The hazard ratio was reported as part of the detailed ACTT trial data published in The New England Journal of Medicine last month. The study also showed that remdesivir led to no difference in patients receiving mechanical ventilation or extracorporeal membrane oxygenation (ECMO) as well as high-flow oxygen or non-invasive mechanical ventilation (see “NIH’s Detailed Remdesivir Data”).

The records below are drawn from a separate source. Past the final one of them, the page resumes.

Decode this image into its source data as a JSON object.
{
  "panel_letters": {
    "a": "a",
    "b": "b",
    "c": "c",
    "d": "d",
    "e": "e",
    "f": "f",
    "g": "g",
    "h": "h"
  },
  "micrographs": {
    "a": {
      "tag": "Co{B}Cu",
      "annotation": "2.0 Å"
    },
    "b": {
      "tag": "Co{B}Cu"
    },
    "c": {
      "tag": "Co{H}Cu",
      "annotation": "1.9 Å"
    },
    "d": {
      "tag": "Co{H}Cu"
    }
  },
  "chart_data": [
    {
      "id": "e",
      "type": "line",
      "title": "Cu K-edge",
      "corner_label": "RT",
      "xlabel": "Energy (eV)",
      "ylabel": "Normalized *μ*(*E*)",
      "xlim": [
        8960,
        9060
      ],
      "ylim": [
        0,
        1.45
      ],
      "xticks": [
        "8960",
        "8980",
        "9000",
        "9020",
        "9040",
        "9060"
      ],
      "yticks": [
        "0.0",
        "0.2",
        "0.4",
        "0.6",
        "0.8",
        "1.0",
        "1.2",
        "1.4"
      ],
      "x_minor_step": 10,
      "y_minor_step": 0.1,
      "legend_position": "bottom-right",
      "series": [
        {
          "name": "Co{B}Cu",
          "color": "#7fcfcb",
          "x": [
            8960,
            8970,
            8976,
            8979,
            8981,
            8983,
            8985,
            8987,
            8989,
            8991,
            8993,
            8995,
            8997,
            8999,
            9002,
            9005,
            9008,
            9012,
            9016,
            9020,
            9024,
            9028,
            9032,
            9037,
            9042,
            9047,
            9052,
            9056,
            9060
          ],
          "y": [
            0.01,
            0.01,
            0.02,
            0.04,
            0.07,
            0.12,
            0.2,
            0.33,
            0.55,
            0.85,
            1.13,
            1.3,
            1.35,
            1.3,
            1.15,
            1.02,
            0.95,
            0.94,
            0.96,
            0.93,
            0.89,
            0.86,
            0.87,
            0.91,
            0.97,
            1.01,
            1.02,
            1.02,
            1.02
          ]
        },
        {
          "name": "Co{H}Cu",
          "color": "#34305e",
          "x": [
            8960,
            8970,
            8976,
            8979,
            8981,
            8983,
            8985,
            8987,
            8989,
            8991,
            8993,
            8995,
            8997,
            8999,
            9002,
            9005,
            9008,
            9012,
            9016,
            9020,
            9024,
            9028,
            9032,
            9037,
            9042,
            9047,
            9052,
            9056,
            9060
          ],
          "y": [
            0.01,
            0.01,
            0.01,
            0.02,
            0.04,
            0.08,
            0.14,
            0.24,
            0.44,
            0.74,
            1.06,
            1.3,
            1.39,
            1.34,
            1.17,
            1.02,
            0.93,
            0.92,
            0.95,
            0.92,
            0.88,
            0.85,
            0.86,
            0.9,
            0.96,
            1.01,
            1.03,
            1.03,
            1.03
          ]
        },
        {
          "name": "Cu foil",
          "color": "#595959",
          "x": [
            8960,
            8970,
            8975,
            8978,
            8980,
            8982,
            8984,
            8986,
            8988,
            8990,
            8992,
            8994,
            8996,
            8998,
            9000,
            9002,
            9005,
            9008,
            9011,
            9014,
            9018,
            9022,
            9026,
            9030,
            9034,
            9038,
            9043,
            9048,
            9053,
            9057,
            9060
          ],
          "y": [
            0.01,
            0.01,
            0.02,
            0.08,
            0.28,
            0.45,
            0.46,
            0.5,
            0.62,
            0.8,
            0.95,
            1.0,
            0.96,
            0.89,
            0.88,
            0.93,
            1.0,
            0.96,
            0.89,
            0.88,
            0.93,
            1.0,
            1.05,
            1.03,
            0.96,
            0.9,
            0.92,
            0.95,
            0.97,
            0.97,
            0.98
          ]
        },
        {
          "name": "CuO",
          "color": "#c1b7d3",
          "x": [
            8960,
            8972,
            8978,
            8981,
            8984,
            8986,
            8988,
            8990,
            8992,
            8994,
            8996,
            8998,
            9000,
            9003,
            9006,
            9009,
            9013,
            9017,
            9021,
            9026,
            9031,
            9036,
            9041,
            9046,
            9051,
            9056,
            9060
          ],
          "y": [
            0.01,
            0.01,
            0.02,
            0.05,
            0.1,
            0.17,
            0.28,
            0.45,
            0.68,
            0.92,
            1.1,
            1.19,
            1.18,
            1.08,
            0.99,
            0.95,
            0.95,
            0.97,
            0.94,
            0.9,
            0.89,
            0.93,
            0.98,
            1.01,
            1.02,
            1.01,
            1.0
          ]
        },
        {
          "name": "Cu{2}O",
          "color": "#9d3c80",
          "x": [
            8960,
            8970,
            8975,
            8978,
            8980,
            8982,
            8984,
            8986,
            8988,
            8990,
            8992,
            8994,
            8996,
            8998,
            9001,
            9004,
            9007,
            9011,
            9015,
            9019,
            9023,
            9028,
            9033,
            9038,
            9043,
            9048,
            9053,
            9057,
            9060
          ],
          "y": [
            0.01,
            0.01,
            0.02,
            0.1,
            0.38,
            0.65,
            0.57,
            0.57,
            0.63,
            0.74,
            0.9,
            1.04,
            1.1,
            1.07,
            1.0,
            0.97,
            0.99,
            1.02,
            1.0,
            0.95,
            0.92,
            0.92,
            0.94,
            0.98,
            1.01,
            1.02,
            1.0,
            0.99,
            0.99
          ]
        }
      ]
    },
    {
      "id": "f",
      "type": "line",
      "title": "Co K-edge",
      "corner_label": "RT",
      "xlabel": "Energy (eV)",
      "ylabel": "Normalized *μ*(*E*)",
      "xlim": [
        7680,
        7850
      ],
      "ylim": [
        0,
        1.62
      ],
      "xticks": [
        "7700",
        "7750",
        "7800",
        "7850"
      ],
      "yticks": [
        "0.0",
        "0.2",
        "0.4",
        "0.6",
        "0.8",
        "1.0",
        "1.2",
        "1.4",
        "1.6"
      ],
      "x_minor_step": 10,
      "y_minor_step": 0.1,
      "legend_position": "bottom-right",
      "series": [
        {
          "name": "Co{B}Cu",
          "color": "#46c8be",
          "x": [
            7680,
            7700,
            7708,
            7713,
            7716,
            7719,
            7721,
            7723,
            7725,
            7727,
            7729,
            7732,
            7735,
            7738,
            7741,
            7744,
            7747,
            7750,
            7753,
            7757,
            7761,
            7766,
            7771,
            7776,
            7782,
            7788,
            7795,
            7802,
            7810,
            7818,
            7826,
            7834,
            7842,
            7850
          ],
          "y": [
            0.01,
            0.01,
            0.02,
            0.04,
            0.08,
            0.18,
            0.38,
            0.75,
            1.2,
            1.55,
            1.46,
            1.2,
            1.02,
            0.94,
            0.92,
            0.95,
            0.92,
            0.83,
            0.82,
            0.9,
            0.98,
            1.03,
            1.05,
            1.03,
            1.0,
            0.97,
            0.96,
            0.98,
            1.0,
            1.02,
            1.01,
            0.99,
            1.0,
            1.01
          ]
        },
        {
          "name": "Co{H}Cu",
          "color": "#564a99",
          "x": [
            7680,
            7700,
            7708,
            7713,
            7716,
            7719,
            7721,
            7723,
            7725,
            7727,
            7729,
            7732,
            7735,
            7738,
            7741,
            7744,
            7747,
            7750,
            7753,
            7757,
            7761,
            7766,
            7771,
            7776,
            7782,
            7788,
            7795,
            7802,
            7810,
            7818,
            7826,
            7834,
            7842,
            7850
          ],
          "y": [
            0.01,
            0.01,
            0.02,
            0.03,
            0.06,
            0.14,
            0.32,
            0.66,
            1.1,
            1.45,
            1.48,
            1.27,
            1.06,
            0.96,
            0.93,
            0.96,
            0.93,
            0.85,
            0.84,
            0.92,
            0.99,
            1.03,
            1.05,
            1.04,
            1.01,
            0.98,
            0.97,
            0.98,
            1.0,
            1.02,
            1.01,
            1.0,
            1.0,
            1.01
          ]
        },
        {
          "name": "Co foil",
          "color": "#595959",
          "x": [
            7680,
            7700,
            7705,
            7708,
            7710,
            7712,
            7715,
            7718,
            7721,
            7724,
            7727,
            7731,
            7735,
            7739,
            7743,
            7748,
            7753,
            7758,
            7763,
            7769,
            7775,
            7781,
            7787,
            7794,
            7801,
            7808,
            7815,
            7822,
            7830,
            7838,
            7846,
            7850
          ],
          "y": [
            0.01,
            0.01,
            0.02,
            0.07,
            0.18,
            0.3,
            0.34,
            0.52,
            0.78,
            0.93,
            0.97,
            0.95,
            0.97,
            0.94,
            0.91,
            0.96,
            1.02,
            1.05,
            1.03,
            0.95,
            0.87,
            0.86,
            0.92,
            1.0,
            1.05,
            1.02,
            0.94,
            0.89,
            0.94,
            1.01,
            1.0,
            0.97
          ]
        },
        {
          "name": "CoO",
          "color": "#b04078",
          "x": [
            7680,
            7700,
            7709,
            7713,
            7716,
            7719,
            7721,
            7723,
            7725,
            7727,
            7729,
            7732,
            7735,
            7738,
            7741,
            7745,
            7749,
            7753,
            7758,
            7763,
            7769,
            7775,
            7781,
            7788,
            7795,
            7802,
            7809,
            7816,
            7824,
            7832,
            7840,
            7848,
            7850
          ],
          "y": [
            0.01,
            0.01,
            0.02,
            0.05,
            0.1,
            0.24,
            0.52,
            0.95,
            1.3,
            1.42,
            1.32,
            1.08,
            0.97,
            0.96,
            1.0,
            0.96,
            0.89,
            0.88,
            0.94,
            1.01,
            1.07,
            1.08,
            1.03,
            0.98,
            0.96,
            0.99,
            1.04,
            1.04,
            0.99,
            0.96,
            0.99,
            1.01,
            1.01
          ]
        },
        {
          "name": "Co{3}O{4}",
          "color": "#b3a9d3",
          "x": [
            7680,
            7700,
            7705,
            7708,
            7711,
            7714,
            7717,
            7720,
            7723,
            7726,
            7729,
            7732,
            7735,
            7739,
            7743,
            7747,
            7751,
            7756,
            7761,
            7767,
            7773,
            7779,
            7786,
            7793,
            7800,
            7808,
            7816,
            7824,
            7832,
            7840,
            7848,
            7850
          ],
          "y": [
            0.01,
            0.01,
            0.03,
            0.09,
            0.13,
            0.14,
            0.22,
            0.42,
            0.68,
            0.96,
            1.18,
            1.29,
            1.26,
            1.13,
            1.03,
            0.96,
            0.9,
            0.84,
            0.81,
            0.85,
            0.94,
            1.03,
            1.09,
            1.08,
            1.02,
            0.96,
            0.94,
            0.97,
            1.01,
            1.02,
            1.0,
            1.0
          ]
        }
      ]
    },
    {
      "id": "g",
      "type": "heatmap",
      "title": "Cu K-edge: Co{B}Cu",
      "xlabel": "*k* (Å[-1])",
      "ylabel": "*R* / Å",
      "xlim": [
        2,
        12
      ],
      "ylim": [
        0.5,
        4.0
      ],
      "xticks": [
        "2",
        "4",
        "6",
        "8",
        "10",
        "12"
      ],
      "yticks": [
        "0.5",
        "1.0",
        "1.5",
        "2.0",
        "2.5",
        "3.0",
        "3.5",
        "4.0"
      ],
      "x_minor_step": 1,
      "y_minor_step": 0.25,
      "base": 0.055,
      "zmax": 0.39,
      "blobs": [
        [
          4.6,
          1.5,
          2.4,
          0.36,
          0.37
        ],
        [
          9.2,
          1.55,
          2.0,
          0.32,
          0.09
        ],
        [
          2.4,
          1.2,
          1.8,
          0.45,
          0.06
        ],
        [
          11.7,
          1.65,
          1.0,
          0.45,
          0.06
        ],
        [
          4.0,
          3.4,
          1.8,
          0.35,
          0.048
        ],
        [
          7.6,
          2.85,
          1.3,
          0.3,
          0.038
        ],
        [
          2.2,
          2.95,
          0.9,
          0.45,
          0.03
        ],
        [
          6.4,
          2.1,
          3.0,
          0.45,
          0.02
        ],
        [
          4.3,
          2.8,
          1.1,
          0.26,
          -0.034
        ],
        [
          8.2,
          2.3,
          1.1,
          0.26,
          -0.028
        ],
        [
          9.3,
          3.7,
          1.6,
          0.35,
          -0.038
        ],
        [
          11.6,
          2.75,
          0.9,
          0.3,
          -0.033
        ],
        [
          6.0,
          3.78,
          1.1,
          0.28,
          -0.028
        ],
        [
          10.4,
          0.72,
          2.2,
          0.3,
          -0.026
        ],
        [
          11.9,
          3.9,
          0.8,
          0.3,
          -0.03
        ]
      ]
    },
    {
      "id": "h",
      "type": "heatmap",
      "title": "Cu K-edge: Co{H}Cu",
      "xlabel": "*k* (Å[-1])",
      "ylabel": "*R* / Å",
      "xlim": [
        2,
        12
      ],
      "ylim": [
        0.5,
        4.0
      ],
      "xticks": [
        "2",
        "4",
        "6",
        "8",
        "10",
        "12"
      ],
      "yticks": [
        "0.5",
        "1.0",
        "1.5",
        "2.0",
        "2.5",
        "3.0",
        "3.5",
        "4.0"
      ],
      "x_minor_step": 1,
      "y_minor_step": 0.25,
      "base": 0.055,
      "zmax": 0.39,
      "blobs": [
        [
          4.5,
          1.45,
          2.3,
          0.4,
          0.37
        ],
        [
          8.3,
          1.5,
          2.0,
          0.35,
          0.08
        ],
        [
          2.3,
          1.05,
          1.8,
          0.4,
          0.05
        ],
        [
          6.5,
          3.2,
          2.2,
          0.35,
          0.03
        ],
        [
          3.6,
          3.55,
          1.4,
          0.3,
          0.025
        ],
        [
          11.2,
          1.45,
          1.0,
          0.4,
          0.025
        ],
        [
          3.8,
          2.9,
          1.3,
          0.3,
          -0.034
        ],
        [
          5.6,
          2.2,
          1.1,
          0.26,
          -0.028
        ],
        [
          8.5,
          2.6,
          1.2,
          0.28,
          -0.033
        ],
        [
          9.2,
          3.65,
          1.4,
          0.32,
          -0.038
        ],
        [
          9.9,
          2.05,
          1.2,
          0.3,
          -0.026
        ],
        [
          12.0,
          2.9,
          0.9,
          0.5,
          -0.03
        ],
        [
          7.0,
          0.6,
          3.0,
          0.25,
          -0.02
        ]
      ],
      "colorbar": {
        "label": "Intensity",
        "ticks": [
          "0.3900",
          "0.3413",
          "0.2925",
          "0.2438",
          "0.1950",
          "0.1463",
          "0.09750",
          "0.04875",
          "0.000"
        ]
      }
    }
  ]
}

“Probabilistically, people who aren’t very sick at the get-go are very unlikely to die,” Bach said. “We also know from the NIH trial that people who are severely ill don’t get a benefit.”
There is a patient “sweet spot” between the moderate and severe poles for whom remdesivir should be prioritized, Bach hypothesized: a patient who needs oxygen but is not severely ill, who is in the early stages of disease and has had symptoms for only a handful of days at most.
However, it’s still unclear the maximum number of days a COVID-19 patient can have symptoms before it’s too late to receive a benefit from remdesivir. Gilead did not report the time from symptoms to first dose in SIMPLE Monday.
“We are trying to read tea leaves when we should have highly accurate information,” Bach said.
Remdesivir is being evaluated in two ongoing master protocols: The World Health Organization’s Solidarity trial, and the Discovery trial run by the Institut National de la Santé et de la Recherche Médicale (INSERM) (see “U.K. Sets the Bar for COVID-19 Master Protocols”).